Anonym bedeutet, ohne Namen zu sein, trostlos, aussichtslos, hilflos und würdelos
"Gut, erfreulich, ja, segensreich ist es, dass Sie heute die Regel gebrochen haben", bedankt sich Joachim Werb bei der Trauergemeinde. Der Diakon der katholischen Stadtkirche hat den Anstoß für diese besondere Aussegnung gegeben, die elementare Fragen an die Lebenden stellt. "Anonym", das bedeute "a nomos", ohne Namen zu sein, so Werb, damit trostlos, aussichtslos, hilflos und würdelos.
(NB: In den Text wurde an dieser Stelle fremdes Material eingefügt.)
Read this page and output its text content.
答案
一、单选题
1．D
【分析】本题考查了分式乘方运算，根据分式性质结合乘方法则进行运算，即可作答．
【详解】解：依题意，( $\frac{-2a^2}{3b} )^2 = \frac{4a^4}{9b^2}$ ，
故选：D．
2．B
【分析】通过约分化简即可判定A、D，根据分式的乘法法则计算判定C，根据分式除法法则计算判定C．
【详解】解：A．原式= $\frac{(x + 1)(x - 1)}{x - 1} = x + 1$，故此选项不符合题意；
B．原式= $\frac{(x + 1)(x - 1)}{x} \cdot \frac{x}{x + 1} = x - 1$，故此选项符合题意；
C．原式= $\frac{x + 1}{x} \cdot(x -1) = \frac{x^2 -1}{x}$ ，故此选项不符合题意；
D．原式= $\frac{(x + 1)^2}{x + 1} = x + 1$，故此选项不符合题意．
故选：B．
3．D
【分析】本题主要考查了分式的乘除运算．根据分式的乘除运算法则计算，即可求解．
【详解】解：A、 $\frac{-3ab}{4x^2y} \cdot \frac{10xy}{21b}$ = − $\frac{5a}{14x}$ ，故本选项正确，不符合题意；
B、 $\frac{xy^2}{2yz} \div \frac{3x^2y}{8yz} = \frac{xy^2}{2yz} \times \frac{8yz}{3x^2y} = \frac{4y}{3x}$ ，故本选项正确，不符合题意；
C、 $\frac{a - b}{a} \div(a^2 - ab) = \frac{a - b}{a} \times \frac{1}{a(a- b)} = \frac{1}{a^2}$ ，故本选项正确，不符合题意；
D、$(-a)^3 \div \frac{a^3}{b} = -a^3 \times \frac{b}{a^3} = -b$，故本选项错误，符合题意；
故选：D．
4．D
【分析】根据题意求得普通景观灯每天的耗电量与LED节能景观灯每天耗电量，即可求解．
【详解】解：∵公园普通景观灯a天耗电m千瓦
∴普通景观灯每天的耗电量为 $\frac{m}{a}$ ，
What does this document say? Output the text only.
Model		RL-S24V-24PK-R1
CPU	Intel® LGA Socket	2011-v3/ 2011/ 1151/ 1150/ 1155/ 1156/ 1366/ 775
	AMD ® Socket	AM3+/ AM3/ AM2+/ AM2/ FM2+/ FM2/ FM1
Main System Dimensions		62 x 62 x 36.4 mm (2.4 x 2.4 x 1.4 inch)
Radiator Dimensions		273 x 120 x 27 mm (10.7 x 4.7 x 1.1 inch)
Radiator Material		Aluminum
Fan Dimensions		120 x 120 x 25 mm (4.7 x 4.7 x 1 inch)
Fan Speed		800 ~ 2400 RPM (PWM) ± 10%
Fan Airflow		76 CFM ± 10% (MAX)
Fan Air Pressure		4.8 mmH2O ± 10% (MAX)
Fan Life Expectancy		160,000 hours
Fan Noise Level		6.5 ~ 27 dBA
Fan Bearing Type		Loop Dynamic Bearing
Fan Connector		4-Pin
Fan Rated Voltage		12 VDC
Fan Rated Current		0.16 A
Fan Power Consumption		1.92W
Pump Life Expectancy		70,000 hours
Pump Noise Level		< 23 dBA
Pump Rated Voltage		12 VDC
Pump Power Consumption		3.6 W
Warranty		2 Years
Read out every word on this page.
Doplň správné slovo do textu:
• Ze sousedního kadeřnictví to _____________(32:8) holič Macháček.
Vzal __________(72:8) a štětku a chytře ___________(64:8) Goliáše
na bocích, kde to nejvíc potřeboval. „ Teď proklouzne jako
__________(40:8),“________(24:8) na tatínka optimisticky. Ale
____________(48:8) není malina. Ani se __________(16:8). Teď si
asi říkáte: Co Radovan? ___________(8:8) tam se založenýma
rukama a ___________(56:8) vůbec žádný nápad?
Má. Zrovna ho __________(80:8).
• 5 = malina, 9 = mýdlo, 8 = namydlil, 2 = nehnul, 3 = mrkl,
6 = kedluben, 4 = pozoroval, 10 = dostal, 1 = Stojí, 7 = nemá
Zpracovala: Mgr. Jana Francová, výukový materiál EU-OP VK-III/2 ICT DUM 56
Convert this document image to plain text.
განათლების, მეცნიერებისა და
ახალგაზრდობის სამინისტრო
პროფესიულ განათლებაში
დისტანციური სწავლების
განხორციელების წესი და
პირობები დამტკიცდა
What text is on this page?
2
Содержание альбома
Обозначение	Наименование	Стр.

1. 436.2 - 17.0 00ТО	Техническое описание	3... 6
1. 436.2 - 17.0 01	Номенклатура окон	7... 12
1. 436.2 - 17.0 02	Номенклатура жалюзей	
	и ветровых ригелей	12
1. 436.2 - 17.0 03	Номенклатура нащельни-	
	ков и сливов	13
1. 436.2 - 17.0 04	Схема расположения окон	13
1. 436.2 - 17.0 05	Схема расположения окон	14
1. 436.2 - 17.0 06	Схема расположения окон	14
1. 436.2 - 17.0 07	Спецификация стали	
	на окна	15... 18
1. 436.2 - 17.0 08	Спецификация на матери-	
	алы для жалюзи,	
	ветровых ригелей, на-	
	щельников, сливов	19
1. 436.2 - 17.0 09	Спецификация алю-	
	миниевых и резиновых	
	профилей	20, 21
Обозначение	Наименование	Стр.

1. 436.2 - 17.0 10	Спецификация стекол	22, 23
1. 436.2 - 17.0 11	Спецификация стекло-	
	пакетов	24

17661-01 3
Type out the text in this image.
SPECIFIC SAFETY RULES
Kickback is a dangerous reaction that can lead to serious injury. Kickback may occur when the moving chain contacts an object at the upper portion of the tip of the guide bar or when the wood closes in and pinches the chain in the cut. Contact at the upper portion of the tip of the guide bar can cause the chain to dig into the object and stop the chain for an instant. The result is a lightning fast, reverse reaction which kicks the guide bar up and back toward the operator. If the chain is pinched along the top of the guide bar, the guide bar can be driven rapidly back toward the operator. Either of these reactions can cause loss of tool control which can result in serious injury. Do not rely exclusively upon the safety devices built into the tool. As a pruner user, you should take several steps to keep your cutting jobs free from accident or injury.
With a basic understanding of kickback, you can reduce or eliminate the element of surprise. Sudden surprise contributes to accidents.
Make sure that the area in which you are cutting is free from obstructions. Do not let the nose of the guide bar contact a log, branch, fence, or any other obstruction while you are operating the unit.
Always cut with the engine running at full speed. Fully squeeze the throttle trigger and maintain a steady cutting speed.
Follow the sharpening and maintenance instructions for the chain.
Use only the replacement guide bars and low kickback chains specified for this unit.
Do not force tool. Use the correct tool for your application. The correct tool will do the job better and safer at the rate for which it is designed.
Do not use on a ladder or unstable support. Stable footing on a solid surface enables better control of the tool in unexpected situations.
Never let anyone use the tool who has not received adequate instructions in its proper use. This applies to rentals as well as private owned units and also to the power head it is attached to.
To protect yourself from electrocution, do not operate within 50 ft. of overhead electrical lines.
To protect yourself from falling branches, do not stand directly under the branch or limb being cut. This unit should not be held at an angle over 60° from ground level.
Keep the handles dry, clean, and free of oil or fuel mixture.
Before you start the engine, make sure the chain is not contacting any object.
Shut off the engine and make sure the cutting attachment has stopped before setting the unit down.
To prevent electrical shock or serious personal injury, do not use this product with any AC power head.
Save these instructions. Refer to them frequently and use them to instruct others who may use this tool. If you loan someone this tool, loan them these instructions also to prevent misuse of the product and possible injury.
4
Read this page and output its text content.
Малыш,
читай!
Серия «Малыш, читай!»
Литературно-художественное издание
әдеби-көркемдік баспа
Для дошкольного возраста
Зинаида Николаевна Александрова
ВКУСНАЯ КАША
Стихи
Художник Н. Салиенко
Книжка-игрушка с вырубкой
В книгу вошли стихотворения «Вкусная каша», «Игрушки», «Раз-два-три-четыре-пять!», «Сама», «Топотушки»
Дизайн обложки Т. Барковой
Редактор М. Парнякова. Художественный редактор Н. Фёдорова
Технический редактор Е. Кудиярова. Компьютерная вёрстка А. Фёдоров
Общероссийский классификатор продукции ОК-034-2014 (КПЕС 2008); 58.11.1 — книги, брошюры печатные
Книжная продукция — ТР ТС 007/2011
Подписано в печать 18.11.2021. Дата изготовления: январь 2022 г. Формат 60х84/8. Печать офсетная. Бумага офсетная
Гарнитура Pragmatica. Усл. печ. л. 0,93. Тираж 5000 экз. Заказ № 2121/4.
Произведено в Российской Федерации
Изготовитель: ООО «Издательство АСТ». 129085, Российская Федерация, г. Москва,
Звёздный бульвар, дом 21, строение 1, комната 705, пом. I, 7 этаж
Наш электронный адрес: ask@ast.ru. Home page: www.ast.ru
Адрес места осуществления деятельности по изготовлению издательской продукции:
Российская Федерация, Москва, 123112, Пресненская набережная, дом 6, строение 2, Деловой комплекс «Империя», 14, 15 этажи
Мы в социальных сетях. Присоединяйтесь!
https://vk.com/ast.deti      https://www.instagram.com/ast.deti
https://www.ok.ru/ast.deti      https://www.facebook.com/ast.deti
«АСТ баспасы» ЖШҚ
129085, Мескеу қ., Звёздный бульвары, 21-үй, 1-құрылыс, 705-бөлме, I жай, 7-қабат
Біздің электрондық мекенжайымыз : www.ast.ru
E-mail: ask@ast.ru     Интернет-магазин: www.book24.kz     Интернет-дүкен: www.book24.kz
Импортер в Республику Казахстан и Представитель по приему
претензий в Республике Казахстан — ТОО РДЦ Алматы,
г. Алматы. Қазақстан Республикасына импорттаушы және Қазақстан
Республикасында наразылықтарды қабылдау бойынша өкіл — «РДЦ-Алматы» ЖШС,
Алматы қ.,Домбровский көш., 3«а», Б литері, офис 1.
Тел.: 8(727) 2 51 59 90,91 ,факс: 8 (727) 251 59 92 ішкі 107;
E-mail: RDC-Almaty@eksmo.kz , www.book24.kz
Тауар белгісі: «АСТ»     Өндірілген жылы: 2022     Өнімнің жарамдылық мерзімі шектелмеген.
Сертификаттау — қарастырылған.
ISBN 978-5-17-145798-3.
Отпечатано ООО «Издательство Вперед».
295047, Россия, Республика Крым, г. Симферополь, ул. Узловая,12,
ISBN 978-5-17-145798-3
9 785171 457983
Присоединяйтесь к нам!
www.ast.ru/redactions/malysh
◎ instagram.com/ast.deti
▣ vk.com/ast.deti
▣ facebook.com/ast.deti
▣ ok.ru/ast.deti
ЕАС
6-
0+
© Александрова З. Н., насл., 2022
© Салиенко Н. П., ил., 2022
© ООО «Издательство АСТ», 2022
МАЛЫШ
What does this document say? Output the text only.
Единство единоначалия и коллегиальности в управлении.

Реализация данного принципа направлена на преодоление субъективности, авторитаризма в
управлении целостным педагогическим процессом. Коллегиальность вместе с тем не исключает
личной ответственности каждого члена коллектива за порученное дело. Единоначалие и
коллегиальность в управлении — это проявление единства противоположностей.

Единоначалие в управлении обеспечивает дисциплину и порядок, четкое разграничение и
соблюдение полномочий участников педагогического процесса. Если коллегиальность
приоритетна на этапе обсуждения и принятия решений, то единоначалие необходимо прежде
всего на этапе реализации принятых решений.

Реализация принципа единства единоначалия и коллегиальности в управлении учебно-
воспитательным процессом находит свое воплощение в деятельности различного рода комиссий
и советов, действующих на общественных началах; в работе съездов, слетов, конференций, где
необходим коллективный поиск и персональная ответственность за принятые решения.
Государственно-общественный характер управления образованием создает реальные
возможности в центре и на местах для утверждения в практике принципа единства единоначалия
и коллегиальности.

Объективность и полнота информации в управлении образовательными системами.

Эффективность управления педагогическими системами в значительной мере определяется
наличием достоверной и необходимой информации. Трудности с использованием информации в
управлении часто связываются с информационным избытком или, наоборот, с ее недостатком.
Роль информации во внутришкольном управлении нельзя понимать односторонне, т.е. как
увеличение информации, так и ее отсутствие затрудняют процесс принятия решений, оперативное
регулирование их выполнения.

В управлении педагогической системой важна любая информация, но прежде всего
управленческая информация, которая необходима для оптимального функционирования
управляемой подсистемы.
"Trauern heißt Erinnern" – aber was ist, wenn da nur noch ganz Wenige sind, die sich an den Verstorbenen erinnern? Einige Wegbegleiter sind dabei, unter rund 70 Gästen auch jüngere Besucherinnen und Besucher. Pfarrer Mulugeta Giragn Aga vertritt die Evangelische Kirche. Der Geistliche stammt aus Äthiopien. "Sie wussten, da wird wieder ein Tor sein, am Ende des Lebens", sagt Pfarrer Mulugeta, sei es nun in den Frieden, in die Heimat, in die ewige Ruhe. Es bleibe, so der Seelsorger, die Hoffnung, dass am Ende mehr ist als nur Nichts und Leere.
Diakon Werb begleitet als Keyboarder die Sängerin Sabine Boujong und den Gitarristen Johannes Hofmann. "Somewhere over the rainbow" ist zu hören, ebenso "Amoi seg ma uns wieder" von Andreas Gabalier. Es gibt Gebete und eine Segnung. Die Namen und das Sterbealter werden im Wechsel verlesen: Dieter Stühler, 56 Jahre. Kilian Karl Günther, 77 Jahre. Siegfried Gerhard Hoffmann, 75 Jahre. Elli Marie Mittenzwei, 88 Jahre. Rudolf Andreas Siegel, 83 Jahre. Klaus Gollhardt, 72 Jahre. Ute Sieglinde Heerdegen, 64 Jahre. Gabriele Hildegard Schweizer, 73 Jahre. Roland Reinhold Stix, 65 Jahre. Irma Katharina Albert, 95 Jahre. Olha Patrashko, 40 Jahre. Dieter Schlereth, 74 Jahre. Ludwig Meister, 61 Jahre. Antonio Lobina, 83 Jahre. Otto Schmidpeter, 55 Jahre.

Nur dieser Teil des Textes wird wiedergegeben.